Breyer Out, Jackson In at Supreme Court
Ketanji Brown Jackson was sworn in as an associate justice of the Supreme Court at noon on Thursday, following completion of the Court’s term.
Court business has eclipsed the historic nature of Jackson’s confirmation. This month, the justices overturned Roe v. Wade, recognized the constitutional right to carry firearms for self-defense, and dealt religious schools a long-sought victory on voucher eligibility. Those developments followed President Joe Biden to a NATO summit in Madrid, where he denounced the Court on the world stage for its “outrageous behavior.”
“With a full heart, I accept the solemn responsibility of supporting and defending the Constitution and administering justice without fear or favor,” Jackson said in a short statement released from the Court. “I extend my sincerest thanks to all of my new colleagues for their warm and gracious welcome.”
The Court’s upcoming term, which begins in October, is packed with opportunities for Jackson to assert herself if she so chooses. The Court will decide cases involving redistricting, election procedures, a Christian website designer who declined to set up wedding websites for same-sex couples, and the constitutionality of the Indian Child Welfare Act, a federal statute prized by tribes.
While the new justice recused herself from a landmark challenge to affirmative action practices at Harvard, she can still participate in a companion case in which the University of North Carolina is the defendant.
Jackson’s arrival might relieve the Court of its late internal tensions. Decisions on abortion, gun rights, free exercise, and agency power have deeply divided the justices. Anger even surfaced in an intra-conservative spat over an Indian law case on Wednesday, as Justice Neil Gorsuch handed down an excoriating dissent to a majority opinion Justice Brett Kavanaugh authored.
And court officials are still running down the unprecedented leak of a draft majority opinion overturning Roe v. Wade, a breach surely received as a personal betrayal in the familial setting of the Court.

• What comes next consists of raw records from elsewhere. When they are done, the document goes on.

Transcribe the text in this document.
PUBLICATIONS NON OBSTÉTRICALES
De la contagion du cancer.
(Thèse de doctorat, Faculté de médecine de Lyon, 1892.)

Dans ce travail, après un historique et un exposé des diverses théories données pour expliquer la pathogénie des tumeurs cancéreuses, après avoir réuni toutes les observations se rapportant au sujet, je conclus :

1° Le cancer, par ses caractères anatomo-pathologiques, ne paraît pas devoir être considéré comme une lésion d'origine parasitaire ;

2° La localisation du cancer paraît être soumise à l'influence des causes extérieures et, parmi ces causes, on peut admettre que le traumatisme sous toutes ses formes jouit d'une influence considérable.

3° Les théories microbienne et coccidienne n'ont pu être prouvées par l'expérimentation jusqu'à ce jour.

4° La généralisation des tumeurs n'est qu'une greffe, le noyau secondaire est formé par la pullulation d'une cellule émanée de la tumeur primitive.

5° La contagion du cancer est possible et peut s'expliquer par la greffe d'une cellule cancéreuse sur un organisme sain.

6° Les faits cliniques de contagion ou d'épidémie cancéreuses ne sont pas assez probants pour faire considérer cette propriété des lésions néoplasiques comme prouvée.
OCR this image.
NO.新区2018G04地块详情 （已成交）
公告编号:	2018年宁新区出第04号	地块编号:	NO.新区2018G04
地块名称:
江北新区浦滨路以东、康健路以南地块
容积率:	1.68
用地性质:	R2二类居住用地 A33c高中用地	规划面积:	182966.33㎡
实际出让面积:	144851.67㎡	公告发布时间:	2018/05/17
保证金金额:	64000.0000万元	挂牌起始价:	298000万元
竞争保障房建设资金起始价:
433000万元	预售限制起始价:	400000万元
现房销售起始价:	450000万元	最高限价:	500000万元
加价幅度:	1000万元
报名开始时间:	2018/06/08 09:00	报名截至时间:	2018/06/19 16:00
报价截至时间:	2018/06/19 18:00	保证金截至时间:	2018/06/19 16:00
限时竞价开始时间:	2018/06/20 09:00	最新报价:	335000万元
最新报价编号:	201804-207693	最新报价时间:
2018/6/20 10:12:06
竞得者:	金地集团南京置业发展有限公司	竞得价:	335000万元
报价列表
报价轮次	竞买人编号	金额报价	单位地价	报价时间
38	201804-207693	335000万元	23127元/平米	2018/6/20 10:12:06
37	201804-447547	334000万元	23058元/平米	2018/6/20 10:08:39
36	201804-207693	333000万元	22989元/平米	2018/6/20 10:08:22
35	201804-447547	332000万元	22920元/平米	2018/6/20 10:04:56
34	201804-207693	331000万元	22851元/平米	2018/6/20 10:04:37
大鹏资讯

The abortion case, Dobbs v. Jackson Women’s Health Organization, featured a joint dissent from the three liberal justices that pointedly put the screws to the Court’s three Trump appointees. The dissenters wrote that abortion precedent was changing simply by dint of numbers, rather than principled legal reasons.
“It is impossible to conclude that anything else has happened here,” they wrote. “One of us once said that it is not often in the law that so few have so quickly changed so much.”
That person was Stephen Breyer, whom Jackson now succeeds.